I'm finding it to be bleak and depressing. Also slow and insipid. The shape-shifting idea has been done a lot in the past - as has telepathy, of course - but unlike Sense8, which brought total originality and inspiration to the idea of telepathy, The Innocents seems to be (so far) utterly unimaginative and rather limp in its treatment of shape-shifters. The best device they could come up with to visually demonstrate someone having taken the shape of someone else is to have their "true" image conveniently reflected in mirrors - visible to themselves and also to non-shapeshifters. This is a lazy and uninspired shortcut to tell the audience who is who, and also allow them to "prove" to other people who they are. But so far I'm not buying it. It just feels like they couldn't be bothered.
Also, the bleak mood of the piece is failing to grab me. I'm not a big fan of Nordic Noir - which is what I assume they're aiming for. This feels like a rather forced cross-breed. It's shot in England and Norway, with a cast and crew that seems to be Anglo-Scandinavian, and the two flavours don't mix very well, in my opinion. They're too similar, like two notes next to each other on a piano being played simultaneously. It makes a discord.
And the presence of Guy Pierce in the cast is also strangely unappealing. He looks somewhat similar to Terrence Mann in Sense8, and seems to be (so far) filling a similar sort of role. But it really feels like stunt casting. Every time he pops up in a scene you remember every other Guy Pierce film you've seen (plus Mike in Neighbours if you're of a certain age) and it becomes a distraction from, rather than a benefit to, the overall experience.

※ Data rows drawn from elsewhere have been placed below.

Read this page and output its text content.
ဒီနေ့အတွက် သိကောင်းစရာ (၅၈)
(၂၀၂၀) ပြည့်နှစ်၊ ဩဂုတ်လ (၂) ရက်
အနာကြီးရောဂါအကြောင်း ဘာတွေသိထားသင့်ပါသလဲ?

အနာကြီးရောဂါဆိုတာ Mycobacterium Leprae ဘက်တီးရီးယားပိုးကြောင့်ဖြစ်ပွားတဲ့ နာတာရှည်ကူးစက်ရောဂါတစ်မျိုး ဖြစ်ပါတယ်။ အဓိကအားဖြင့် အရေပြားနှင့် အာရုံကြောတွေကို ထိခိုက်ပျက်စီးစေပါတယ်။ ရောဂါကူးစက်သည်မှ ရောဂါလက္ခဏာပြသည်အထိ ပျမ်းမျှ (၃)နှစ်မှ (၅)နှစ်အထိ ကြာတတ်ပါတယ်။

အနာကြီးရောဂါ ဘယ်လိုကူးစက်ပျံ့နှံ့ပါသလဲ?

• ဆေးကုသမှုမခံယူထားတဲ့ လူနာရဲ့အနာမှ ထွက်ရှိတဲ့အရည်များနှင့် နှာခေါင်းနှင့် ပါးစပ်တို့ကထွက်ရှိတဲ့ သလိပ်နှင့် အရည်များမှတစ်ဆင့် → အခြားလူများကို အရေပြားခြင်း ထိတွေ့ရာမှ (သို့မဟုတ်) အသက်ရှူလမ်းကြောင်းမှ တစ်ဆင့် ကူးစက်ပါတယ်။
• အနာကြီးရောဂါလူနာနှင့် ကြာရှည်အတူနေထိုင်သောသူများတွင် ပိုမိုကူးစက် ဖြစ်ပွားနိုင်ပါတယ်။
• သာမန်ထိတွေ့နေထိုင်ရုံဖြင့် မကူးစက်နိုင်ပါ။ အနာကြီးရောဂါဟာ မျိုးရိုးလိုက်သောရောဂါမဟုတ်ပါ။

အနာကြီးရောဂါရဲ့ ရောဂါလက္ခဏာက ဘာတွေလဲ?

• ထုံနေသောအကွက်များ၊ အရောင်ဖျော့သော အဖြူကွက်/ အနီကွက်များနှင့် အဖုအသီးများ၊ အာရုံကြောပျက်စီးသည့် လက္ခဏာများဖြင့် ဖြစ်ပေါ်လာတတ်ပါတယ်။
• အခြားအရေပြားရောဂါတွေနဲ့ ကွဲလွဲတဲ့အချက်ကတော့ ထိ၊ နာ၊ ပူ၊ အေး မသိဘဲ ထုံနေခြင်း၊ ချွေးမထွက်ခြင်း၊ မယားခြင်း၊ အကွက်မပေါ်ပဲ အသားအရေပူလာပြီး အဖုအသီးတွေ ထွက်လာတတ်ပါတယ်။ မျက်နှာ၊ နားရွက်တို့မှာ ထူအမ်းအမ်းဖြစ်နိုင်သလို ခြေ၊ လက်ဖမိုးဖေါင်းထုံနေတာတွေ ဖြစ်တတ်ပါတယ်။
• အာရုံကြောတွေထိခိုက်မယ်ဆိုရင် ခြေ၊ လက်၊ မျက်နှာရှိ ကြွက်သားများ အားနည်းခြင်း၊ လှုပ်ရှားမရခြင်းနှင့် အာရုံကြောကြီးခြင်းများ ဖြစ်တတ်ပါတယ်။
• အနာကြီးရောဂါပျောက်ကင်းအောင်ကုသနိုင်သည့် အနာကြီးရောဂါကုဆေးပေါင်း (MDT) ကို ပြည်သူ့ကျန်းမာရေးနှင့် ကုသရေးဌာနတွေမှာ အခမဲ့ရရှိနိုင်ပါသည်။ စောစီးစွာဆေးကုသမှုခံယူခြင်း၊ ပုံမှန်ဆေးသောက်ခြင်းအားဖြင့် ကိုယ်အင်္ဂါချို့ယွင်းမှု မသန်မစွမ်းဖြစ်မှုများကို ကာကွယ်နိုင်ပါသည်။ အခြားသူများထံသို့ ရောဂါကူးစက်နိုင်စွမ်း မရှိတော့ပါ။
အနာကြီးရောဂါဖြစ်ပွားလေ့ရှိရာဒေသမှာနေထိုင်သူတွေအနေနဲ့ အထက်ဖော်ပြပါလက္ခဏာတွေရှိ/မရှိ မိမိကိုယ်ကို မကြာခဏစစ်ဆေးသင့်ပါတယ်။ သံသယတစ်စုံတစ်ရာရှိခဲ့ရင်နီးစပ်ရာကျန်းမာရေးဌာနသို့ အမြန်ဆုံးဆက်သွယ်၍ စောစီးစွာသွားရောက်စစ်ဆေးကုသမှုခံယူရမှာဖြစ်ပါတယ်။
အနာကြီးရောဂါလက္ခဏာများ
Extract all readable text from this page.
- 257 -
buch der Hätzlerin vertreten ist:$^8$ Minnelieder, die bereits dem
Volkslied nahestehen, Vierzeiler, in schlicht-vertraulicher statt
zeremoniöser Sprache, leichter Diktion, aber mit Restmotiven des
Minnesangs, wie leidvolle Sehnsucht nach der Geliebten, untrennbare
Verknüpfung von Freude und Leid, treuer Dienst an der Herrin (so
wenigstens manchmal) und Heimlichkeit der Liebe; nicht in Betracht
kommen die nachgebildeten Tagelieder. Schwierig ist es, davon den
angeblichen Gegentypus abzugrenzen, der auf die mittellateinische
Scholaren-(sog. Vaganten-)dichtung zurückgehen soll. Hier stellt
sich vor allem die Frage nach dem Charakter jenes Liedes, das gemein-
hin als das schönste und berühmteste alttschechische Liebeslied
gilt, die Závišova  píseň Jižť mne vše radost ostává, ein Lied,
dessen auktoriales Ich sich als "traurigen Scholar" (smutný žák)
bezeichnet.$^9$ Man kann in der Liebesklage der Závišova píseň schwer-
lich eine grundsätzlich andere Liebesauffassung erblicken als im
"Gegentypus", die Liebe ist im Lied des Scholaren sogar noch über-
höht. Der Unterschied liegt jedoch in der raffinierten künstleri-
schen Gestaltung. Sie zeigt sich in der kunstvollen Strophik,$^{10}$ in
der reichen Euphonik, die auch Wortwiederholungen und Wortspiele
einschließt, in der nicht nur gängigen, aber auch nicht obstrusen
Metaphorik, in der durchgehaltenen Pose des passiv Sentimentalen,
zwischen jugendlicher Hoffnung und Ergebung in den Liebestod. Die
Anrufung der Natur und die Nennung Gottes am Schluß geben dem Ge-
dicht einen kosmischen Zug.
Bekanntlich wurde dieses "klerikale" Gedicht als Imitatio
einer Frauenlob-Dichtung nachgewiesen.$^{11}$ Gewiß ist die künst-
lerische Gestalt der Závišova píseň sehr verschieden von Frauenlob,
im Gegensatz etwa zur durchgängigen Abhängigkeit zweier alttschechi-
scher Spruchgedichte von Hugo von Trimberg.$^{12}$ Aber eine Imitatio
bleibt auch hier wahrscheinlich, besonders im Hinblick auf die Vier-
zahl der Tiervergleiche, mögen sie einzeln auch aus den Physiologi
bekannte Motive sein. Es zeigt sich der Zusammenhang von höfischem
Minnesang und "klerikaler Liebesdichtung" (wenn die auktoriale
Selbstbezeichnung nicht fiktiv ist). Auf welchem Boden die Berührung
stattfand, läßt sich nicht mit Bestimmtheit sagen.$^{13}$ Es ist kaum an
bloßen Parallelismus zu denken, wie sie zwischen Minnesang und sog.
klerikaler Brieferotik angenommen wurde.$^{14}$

The two lead actors are not bad, although Sorcha Groundsell is oddly similar in appearance to a young Fairuza Balk (albeit without the monster gnashers), but her weirdly demonic eyes and variable accent are, again, more than a little distracting.
The plot is, so far, nothing to write home about. It has certainly failed to hook me. And the overall production is similar in quality to any standard low-budget BBC or ITV mid-range television drama. Nothing about it suggests that its creators had much in the way of ambition or inspiration, and the whole product is noticeably lacking in passion and energy. It feels, in fact, like someone at Netflix suggested that they try to do something similar to Sense8, but without spending all that damn money, and without being so damn cerebral, gosh darn it!
Well, speaking purely for myself, I'd have preferred it if they'd used the budget from The Innocents to add an extra couple more hours to the Sense8 finale. But maybe I'm just spoiled now.